On 1 April 2026 we entered into the second year of the £100 per head suckler cow scheme, and with that has come changes to the eligibility requirements to achieve the payment.
For mature suckler cows, the maximum calving interval has reduced from 415 days to 405 days, while for first calving heifers the maximum age at calving has moved from 34 months down to 32 months.
In practice, this means that a cow which calved on 1 April 2025, must calve again by 11 May 2026 to get a payment.
For heifers, any animals born before 1 August 2023 cannot receive a payment for age at first calving in the second year of the scheme.
The current plan is that this maximum age will drop to 30 months in the third year of the scheme, before reducing again to 29 months in the fourth year.
Over the same period the calving interval requirement for mature animals drops to 395 days in year three and to a maximum of 385 days after that.
Reports
For those suckler producers who have opted into the scheme, it is worth taking some time to assess how many animals met the conditions for payment in the first year, as well as the reasons why others missed out.
To do that, go to the DAERA website (daera-ni.gov.uk) and click on the link to the ‘Beef Sustainability Package’ on the home screen. The same sign-in details that are used to get onto NIFAIS will allow access to relevant data for your herd. Reports can be generated showing the date of last calving and the calving interval for each cow in the herd as well as the calving date and age at first calving for heifers.
Processed
For someone with 50 eligible calving events in the first year, they will receive a total payment of £5,000. It will probably take a few months for the money to be processed, so it might be mid-summer before it is issued. Part of that delay relates to normal rules around notification of births.
Farmers must tag an animal within 20 days of birth and notify the department within 27 days of birth, so it will be towards the end of April before the total number of eligible calving events in the first year of the scheme is finally determined.
There is also a requirement for a calf to have a known BVD status, so if a test result is yet to be uploaded onto NIFAIS, the calving event will be displayed as ineligible.
Five payments for fertile spring calvers
With the calving interval requirement reducing each scheme year, it will inevitably mean an increasing proportion of animals will miss out on payments . Even in the most fertile herds it is likely that up to 25% of the herd will not meet the 385-day target set for year four.
But in a spring herd there is an opportunity to compensate for that by having some cows getting the £100 payment five times across the four years.
To test that theory, take the example of a cow that calves on 5 April every year between 2025 and 2028 so has secured four £100 payments, but in the final year of the scheme the bull is put out a little earlier and this cow calves again on 30 March 2029.
In the final year, this animal has legitimately claimed the £100 payment on two occasions and a total of £500 across the four years of the scheme.

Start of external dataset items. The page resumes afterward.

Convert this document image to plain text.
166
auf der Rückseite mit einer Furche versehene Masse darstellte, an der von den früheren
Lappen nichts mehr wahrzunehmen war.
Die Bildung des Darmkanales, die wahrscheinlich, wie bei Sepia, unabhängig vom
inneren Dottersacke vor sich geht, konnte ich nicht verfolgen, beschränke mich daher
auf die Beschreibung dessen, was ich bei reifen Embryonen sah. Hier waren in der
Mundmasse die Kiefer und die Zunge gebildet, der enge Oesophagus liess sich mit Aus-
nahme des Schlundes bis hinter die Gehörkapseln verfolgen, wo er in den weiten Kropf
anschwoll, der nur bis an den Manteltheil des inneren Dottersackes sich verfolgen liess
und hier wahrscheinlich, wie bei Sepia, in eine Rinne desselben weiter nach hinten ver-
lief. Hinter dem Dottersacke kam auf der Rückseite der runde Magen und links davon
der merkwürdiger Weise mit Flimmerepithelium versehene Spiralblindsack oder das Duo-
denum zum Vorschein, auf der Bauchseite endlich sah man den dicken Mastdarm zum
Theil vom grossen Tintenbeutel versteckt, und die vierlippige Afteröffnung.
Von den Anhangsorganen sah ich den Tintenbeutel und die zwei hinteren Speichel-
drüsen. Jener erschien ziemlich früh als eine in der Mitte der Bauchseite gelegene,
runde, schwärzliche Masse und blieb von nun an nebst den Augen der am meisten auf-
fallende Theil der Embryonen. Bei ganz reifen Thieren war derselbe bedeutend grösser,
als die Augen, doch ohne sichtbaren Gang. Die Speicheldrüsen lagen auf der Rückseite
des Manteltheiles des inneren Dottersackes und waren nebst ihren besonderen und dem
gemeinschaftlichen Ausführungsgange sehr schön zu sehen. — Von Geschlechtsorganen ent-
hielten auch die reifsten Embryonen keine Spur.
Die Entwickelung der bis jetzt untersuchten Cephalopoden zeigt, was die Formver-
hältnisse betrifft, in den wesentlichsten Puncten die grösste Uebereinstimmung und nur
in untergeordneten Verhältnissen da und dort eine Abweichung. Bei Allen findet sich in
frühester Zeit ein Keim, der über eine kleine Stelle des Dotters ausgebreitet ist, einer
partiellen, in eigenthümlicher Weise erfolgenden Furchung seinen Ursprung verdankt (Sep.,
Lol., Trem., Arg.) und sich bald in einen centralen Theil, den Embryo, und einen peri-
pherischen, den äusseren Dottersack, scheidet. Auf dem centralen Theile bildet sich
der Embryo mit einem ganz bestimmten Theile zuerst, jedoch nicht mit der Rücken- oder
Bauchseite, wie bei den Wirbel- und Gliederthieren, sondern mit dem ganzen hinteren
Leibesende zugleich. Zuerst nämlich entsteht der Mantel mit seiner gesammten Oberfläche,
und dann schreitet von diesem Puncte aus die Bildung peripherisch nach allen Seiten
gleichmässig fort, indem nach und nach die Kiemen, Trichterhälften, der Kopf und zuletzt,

In fact, the same could happen in any of the scheme years – an April calver could gain a bit of time and calve in March the following year, so gets the payment twice in that 12-month period.
This scenario only works out for spring calving herds – the same opportunity does not exist for autumn herds and they can only get a maximum of four payments for each individual cow.
Other conditions
As well as the maximum calving interval, there is also a minimum – any interval of 270 days or less is not eligible for payment.

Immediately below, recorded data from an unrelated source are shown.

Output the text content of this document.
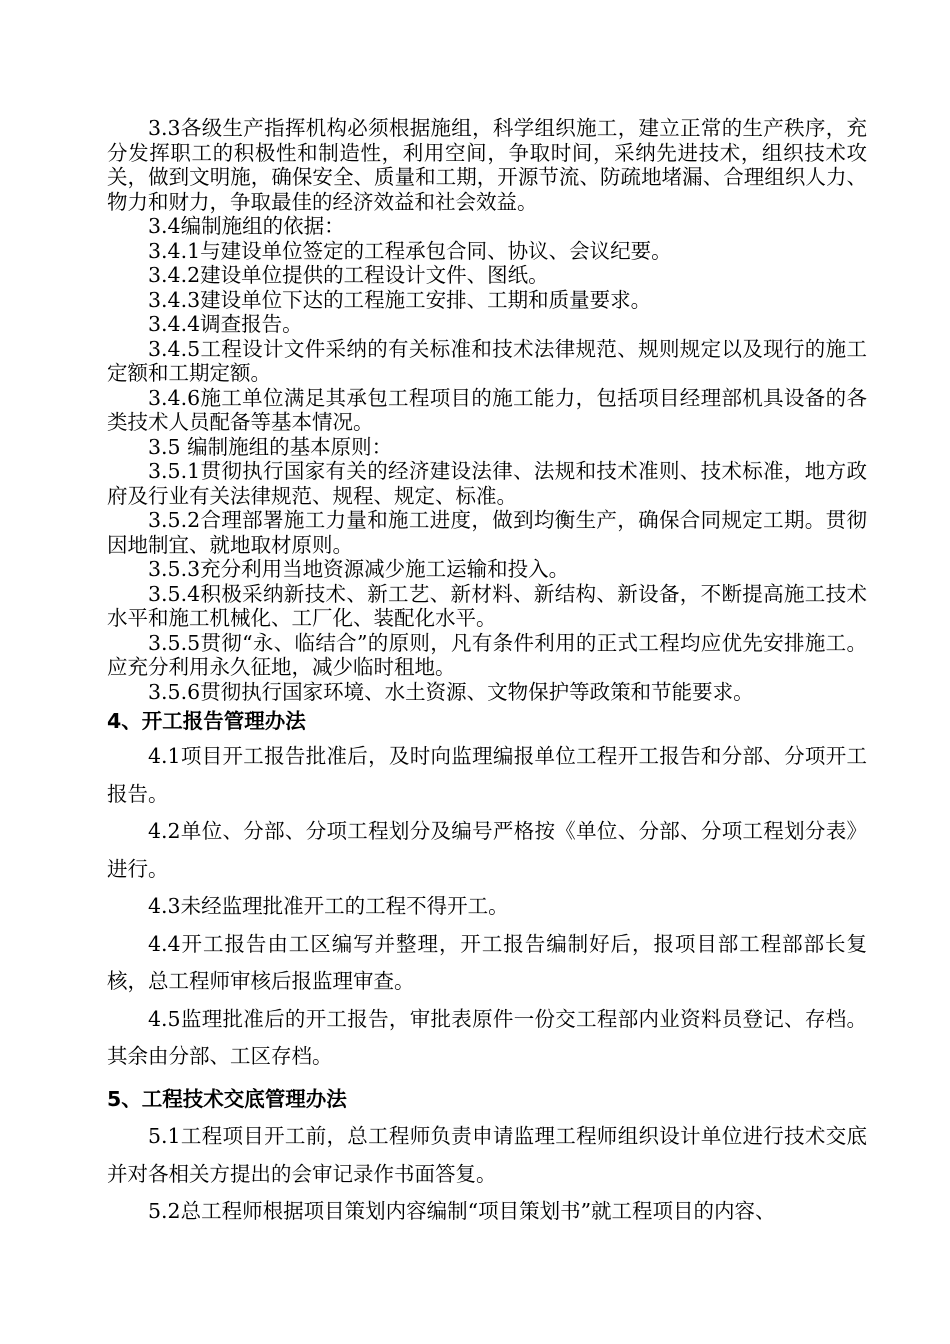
3.3各级生产指挥机构必须根据施组，科学组织施工，建立正常的生产秩序，充分发挥职工的积极性和制造性，利用空间，争取时间，采纳先进技术，组织技术攻关，做到文明施，确保安全、质量和工期，开源节流、防疏地堵漏、合理组织人力、物力和财力，争取最佳的经济效益和社会效益。

3.4编制施组的依据：

3.4.1与建设单位签定的工程承包合同、协议、会议纪要。

3.4.2建设单位提供的工程设计文件、图纸。

3.4.3建设单位下达的工程施工安排、工期和质量要求。

3.4.4调查报告。

3.4.5工程设计文件采纳的有关标准和技术法律规范、规则规定以及现行的施工定额和工期定额。

3.4.6施工单位满足其承包工程项目的施工能力，包括项目经理部机具设备的各类技术人员配备等基本情况。

3.5 编制施组的基本原则：

3.5.1贯彻执行国家有关的经济建设法律、法规和技术准则、技术标准，地方政府及行业有关法律规范、规程、规定、标准。

3.5.2合理部署施工力量和施工进度，做到均衡生产，确保合同规定工期。贯彻因地制宜、就地取材原则。

3.5.3充分利用当地资源减少施工运输和投入。

3.5.4积极采纳新技术、新工艺、新材料、新结构、新设备，不断提高施工技术水平和施工机械化、工厂化、装配化水平。

3.5.5贯彻“永、临结合”的原则，凡有条件利用的正式工程均应优先安排施工。应充分利用永久征地，减少临时租地。

3.5.6贯彻执行国家环境、水土资源、文物保护等政策和节能要求。

4、开工报告管理办法

4.1项目开工报告批准后，及时向监理编报单位工程开工报告和分部、分项开工报告。

4.2单位、分部、分项工程划分及编号严格按《单位、分部、分项工程划分表》进行。

4.3未经监理批准开工的工程不得开工。

4.4开工报告由工区编写并整理，开工报告编制好后，报项目部工程部部长复核，总工程师审核后报监理审查。

4.5监理批准后的开工报告，审批表原件一份交工程部内业资料员登记、存档。其余由分部、工区存档。

5、工程技术交底管理办法

5.1工程项目开工前，总工程师负责申请监理工程师组织设计单位进行技术交底并对各相关方提出的会审记录作书面答复。

5.2总工程师根据项目策划内容编制“项目策划书”就工程项目的内容、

Aborted or stillborn calving events are eligible if within the minimum and maximum calving interval for that particular scheme year, although calves must be tagged, BVD tested and registered on NIFAIS.

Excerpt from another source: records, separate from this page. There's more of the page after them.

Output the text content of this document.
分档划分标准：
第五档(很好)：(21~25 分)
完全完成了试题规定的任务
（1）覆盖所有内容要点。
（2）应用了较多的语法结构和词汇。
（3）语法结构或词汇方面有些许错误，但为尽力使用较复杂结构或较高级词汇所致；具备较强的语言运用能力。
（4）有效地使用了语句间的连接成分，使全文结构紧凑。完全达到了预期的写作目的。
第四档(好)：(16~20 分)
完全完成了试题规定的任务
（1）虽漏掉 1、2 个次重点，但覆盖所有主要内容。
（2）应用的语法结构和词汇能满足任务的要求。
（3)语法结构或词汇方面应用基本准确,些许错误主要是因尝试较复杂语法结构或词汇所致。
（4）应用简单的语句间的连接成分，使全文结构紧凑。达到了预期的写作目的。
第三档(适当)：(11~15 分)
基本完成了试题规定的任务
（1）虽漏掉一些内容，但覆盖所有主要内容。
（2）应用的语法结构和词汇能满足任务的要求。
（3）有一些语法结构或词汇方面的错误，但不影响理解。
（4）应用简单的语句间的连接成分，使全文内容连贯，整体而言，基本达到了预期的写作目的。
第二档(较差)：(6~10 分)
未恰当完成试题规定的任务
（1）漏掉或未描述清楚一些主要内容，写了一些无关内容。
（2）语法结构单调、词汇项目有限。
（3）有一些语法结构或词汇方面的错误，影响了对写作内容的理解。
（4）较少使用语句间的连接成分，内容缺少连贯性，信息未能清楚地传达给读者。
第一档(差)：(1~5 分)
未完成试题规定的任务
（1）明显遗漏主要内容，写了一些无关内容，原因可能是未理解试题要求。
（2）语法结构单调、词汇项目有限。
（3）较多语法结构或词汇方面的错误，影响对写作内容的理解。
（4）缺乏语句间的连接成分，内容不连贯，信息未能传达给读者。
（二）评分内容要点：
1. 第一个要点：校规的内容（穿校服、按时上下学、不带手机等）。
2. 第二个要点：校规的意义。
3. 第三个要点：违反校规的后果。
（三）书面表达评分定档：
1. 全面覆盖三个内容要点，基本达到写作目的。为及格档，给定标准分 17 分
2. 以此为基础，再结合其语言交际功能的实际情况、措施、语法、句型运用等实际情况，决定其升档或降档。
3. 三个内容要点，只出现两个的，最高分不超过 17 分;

Also, just because an animal misses out in one year because of an extended calving interval, it does not affect eligibility in subsequent years.
Minimum and maximum age for heifers
As well as the maximum age for first calving of 32 months in the current year, there is also a minimum calving age, with heifers that are less than 21 months old not eligible for payment.
If a heifer misses out this year, the animal can still get the £100 payment in subsequent years as long as the conditions around calving interval are met.